Sean and I nodded passively, hoping this idea would disperse, or one of the other Mutineers would change the topic, but this would not be the case. With a head full of fermented sugar cane and molasses I found myself heaving my body into the back of Tequila Mike’s pickup with a bunch of middle-aged men dressed as pirates. It was time for a sortie. I knew, with a heavy sense of dysphoria, that this could only end in regret . . . and perhaps a fine.

So we headed off into the jungle roads, the place where the thugs liked to barricade both lanes with an old Cutlass, and force you to empty your pockets. Racing down the dark roads, squealing rubber with Tequila Mike white-knuckled on the wheel, I began to think of the utter lack of honor that accompanies death via rolled pickups through a Caribbean jungle with a bunch of drunken pirates. It was like some sick satire. And I started to consider jumping for freedom once the truck slowed enough into a hairpin turn, but then Tequila Mike stomped the brakes. All of us in the truck bed lurched forward, confused. Over the cab I made out dark silhouettes in our headlights. I think I heard Sean mumble an expletive and whimper. I looked again and saw the silhouettes held machetes.

This is the moment that in between struggling not to swallow your tongue and/or defecating, you have critical self-doubts and damnations. Questions and scenarios begin to form, and the endgame is always grim. Immediately I braced for Tequila Mike to whip the pickup around and shoot back the way we came, but he didn’t. He killed the engine!

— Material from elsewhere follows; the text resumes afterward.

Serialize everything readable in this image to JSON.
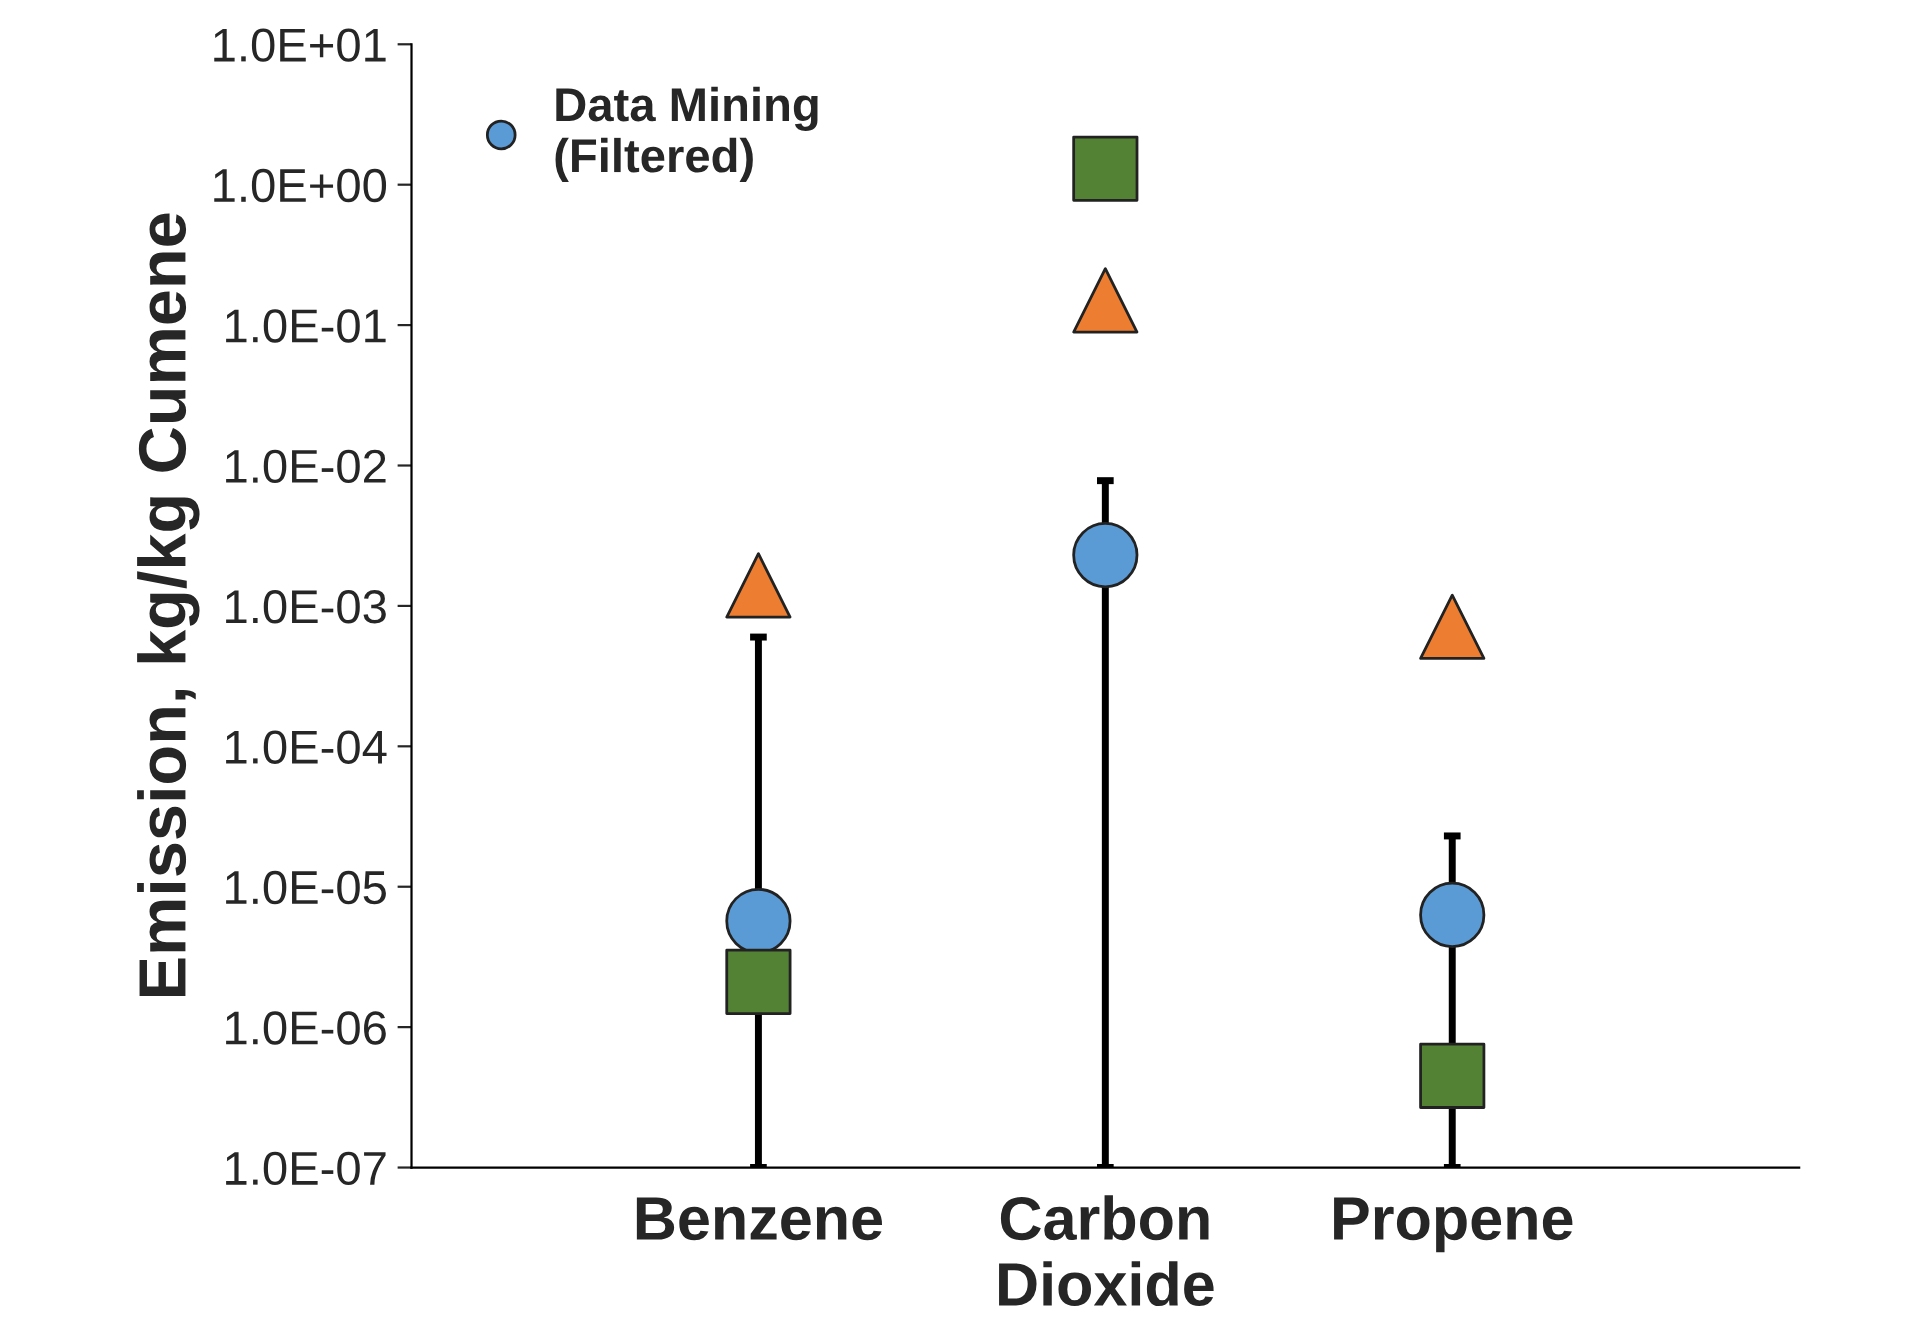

And then came the screams.

These were not screams of fear, but of ferocity and drunken hubris. The entire pickup emptied of enraged pirates brandishing antique weaponry, charging the barricade. It was like what those hunkered in the Ardennes must have witnessed, a platoon of Nazis jacked on methamphetamines scrambling like demons across the battlefield.

It was bewildering, and not just to Sean and I. The thugs ready for easy loot panicked, bolting back to their car. One man, the farthest forward, seemed frozen as the pirates’ charge neared. What must he have thought? The sea-marauding ghosts of centuries past emptying out of a Ford pickup at 3a.m. could only instill massive trepidation and conflicting realities. Tequila Mike had his rapier over his head, spinning the blade with every step. Everyone howled. And then Tequila Mike lunged at the lone thug, breaking the point of his rapier off into the man’s thigh, causing him to drop his machete. I heard a yelp, and the tatter of dropped steel.

The car used as the barricade chirped away, racing into the dark with a cloud of exhaust. The lone thug turned and sprinted into the night, chasing the twin taillights into the dark fog. Tequila Mike and his Mutineers cheered as they piled back into the pickup, started the engine, and headed back to Calvin’s shack. The deed was done and libations were needed. The sick adventure was over. Sean and I had become mutineers, for good or ill”and most surely the latter.